The Nipple Post
It is a widely known and highly documented fact that most animals require an astonishing, jaw-dropping amount of nipples. I did a little research on nipple abundance, and learned that cats have eight of them. Rats clock in with a whopping twelve nipples. I don’t even understand how all those nips can fit on one body. A dog also has 8, but the crazy thing is that the dog has nipples on three different parts of its body. God got to the dog and decided to spread those babies out all over the place, like he was playing the devil in a game of Nipple Battleship. I’m thankful that at least my nipples are concentrated in one area; I’d feel a bit odd if I had nipples on my kneecaps or one on each butt cheek. And a pig – fasten your seatbelt, friend – a pig has up to sixteen nipples. Sixteen! Can you imagine that? That’s more nipples than I see in the average Skinimax movie!
Meanwhile, the craziest of animals, the duckbilled platypus, has no nipples at all. It and the Barbie Doll are the only nipple-less mammals known to man. Drawing the next logical conclusion, one can also assume that Barbie, being a nipple-less monotreme like the platypus, also reproduces by laying eggs.

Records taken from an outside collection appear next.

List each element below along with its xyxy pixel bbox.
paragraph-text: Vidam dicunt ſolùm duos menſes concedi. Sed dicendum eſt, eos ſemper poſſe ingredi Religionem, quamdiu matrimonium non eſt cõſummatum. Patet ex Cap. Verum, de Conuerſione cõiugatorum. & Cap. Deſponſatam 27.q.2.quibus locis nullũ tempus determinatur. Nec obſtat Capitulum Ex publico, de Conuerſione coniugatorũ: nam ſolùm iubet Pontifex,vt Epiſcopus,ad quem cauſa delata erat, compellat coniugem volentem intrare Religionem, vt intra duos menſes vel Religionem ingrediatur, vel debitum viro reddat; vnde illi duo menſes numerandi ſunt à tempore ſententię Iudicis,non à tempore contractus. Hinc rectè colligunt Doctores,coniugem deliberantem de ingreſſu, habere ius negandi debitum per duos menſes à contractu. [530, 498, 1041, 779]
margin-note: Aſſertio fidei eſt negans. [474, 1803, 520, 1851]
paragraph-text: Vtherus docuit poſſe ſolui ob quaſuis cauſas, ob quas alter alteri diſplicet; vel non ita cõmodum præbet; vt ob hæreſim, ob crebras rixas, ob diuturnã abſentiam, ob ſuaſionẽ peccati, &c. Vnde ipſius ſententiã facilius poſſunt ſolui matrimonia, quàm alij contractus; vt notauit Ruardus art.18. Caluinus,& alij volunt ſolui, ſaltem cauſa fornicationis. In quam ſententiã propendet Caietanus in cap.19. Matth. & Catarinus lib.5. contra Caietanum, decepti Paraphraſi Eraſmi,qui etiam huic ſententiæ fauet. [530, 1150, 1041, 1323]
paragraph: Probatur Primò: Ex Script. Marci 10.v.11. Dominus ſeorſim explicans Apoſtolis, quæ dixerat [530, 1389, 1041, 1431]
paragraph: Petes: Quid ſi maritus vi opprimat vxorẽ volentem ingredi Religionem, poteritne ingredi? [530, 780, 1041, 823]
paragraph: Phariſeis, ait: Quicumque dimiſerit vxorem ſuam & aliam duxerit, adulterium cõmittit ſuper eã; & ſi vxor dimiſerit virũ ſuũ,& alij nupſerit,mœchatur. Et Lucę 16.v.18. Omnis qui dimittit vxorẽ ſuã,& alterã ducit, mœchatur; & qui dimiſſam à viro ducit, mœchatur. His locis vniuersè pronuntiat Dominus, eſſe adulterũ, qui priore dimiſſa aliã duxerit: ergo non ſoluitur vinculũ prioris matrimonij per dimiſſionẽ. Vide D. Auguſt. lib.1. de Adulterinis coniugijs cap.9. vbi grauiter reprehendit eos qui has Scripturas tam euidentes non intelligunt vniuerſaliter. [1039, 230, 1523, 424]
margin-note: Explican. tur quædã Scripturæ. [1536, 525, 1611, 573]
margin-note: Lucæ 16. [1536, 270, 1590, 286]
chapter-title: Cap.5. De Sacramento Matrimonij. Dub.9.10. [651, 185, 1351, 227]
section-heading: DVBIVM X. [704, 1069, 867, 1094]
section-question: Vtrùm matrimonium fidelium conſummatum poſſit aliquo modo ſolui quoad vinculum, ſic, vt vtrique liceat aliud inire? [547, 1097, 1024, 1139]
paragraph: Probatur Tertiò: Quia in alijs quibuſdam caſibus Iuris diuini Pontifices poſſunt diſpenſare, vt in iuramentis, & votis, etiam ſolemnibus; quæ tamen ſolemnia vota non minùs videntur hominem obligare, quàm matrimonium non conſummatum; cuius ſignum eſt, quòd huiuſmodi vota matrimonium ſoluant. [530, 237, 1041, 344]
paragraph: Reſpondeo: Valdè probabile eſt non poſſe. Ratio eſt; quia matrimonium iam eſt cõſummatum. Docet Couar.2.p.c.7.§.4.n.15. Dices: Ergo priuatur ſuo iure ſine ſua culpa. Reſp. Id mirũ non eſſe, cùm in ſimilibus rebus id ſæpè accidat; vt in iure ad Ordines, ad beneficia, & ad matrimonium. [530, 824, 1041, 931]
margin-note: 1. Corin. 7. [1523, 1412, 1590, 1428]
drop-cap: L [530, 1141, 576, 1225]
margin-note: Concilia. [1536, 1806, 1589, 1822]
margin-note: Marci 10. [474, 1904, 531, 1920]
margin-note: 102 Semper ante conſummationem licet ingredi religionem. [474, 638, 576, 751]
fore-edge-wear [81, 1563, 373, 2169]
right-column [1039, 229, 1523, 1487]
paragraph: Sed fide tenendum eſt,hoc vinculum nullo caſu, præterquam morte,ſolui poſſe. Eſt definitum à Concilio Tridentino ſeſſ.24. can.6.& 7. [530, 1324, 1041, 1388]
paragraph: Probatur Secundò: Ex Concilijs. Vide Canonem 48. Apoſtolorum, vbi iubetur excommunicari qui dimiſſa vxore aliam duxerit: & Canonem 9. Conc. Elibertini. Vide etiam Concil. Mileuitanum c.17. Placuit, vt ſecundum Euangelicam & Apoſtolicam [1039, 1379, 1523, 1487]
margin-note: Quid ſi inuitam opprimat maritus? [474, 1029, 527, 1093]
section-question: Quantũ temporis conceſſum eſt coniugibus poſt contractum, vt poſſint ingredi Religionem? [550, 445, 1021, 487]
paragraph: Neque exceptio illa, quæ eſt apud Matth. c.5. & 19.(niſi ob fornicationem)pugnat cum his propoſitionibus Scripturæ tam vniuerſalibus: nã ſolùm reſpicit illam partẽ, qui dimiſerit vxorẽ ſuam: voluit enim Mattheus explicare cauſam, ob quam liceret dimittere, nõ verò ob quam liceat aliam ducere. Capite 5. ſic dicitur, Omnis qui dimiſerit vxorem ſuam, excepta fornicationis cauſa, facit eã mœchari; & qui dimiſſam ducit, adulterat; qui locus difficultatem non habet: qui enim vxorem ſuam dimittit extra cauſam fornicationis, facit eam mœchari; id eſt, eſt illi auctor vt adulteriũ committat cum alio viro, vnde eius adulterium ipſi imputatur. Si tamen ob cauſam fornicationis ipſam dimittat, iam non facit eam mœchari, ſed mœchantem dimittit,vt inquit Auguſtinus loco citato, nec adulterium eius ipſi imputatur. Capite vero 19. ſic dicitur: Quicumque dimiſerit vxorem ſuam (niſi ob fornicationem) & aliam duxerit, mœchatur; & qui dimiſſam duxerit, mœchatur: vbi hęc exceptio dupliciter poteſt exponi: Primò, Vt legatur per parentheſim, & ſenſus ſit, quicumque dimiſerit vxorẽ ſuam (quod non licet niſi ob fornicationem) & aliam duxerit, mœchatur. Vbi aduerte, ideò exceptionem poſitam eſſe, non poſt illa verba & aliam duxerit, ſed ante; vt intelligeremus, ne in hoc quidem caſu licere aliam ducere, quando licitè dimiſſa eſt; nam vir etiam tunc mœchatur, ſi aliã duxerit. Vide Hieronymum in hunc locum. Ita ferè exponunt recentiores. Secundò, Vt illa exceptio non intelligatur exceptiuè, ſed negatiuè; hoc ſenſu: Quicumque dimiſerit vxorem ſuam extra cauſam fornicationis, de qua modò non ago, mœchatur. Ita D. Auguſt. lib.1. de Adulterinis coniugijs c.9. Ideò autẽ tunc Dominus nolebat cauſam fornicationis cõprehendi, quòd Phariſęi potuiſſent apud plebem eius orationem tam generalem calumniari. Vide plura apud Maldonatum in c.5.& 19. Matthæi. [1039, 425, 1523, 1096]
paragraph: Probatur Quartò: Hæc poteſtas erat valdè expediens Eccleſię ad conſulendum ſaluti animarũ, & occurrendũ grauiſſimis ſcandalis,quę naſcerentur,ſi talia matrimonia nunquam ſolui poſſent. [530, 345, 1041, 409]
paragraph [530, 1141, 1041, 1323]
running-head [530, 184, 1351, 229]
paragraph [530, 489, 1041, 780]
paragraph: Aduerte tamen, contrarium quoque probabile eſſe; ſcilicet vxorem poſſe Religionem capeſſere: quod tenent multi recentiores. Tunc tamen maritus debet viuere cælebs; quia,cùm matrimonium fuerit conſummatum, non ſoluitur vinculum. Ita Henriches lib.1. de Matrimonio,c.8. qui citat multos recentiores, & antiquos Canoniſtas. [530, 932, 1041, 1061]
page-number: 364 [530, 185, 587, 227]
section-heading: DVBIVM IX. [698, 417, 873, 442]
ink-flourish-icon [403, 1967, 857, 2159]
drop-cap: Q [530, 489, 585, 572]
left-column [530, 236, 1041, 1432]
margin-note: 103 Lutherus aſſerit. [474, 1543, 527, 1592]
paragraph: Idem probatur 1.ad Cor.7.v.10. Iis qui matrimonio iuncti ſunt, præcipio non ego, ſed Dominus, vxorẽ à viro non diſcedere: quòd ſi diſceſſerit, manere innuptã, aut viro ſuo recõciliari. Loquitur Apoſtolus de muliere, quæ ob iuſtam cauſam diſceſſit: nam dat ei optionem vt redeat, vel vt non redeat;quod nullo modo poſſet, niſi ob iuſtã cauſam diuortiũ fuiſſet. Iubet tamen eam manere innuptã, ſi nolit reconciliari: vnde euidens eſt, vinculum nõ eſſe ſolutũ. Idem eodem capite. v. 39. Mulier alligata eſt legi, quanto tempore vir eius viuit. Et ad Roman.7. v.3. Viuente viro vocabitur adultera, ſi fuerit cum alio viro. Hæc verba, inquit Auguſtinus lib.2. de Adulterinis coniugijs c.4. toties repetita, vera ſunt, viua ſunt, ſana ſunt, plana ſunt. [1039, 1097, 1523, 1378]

I write about this small yet fascinating part of the body because just the other day I had a unique and somewhat disturbing incident with my nipples in the shower. That sounds strange – don’t be mistaken, I was in the shower too. It wasn’t just my nipples in there. But let’s stay focused, people. While those other animals need their nips, I personally have little use for mine. Before going on, I must provide some short background information detailing how I went to the beach almost a year ago and grossed everybody out.
Some men – such as Anthony Kiedis and Iggy Pop – absolutely love not wearing a shirt. In fact, I think that’s why they got into rock music to begin with. It wasn’t so much the music itself, but instead they looked at several occupations and deduced the shirt-to-no-shirt-wearing ratio. Clearly, “rock musician” came out with a favorable score and thus they took singing lessons. In second place, if you’re curious, was “lifeguard.” I am a teacher, and that job ranks near the bottom in shirt-to-no-shirt-wearing ratio. It’s pretty much exclusively all shirt. Hence, it is perfect for me because I, unlike lifeguards, don’t like to take off my top. Speaking of lifeguards, they have those at the beach, and almost a year ago I went to one of those. In a rare instance of body bearing, I removed my shirt.
“Whoa dude!” a friend said. “You gotta do something about those nips.”
“What you talking about, Willis?” I asked in response.
“You got mad hairy nipples, man. That shit’s nasty.”
I tried to brush it off. “Girls like a hairy chest.”
“A hairy chest, yeah…but you don’t have any hair on your chest at all! You just got long ass hairs growing out of your nipples. Shit! They look like they have eyelashes!”
At the conclusion of the conversation, we agreed that I’d have to start shaving my nipples. I’m not sure if a lot of people do this. It struck me as a bit odd, but it was preferable to having ape nips. So I did; every two or three days I’d quickly shave up in the shower. I was struck by how much better my nipples looked, and started to think that one day I could indeed realize my dream of having a pacifier modeled after me.
Flash forward to a few days ago. With the passing of time, I’d gotten lazy and had forgotten about my nipple hair issue. However, my recent attempts at muscle gain have led to lots of disappointing flexing in the mirror, and I noticed that again my nipples were looking a bit like Vince Neil circa “Dr. Feelgood.” Big hair. The next morning I decided to do something about it, and that’s when I had my little slip up.
I’m not sure how many people can relate to this, but I cut myself shaving my right nipple. I knew I’d nicked it the second it happened. A thin line of red liquid trickled down my chest and it looked like I was lactating blood. Then I thought, “Hey, I wonder if there’s ever been a scene in a vampire movie where the vampire mother lactates blood for the cute little vampire baby.” I thought that would be neat; like most of my ideas, I acknowledged that it’d either been done before or, if not, the reason it hadn’t been done before was because it was really stupid.
A bat’s nipples are located in its armpits. That must be a really uncomfortable part of a vampire’s transformation from person to bat. Massive nipple displacement. It would be especially awkward if the nipple never returned to its true position and was subsequently hidden, for some period of time, lost in a massive sea of underarm hair. I guess it wouldn’t really matter – vampires, like a lot of us, don’t really need ‘em anyways.
(One final sidenote: While looking up slang terms for nipples, I found a list that said the #1 slang term for nipples is…”The Pointer Sisters.” I subsequently felt I should share that.)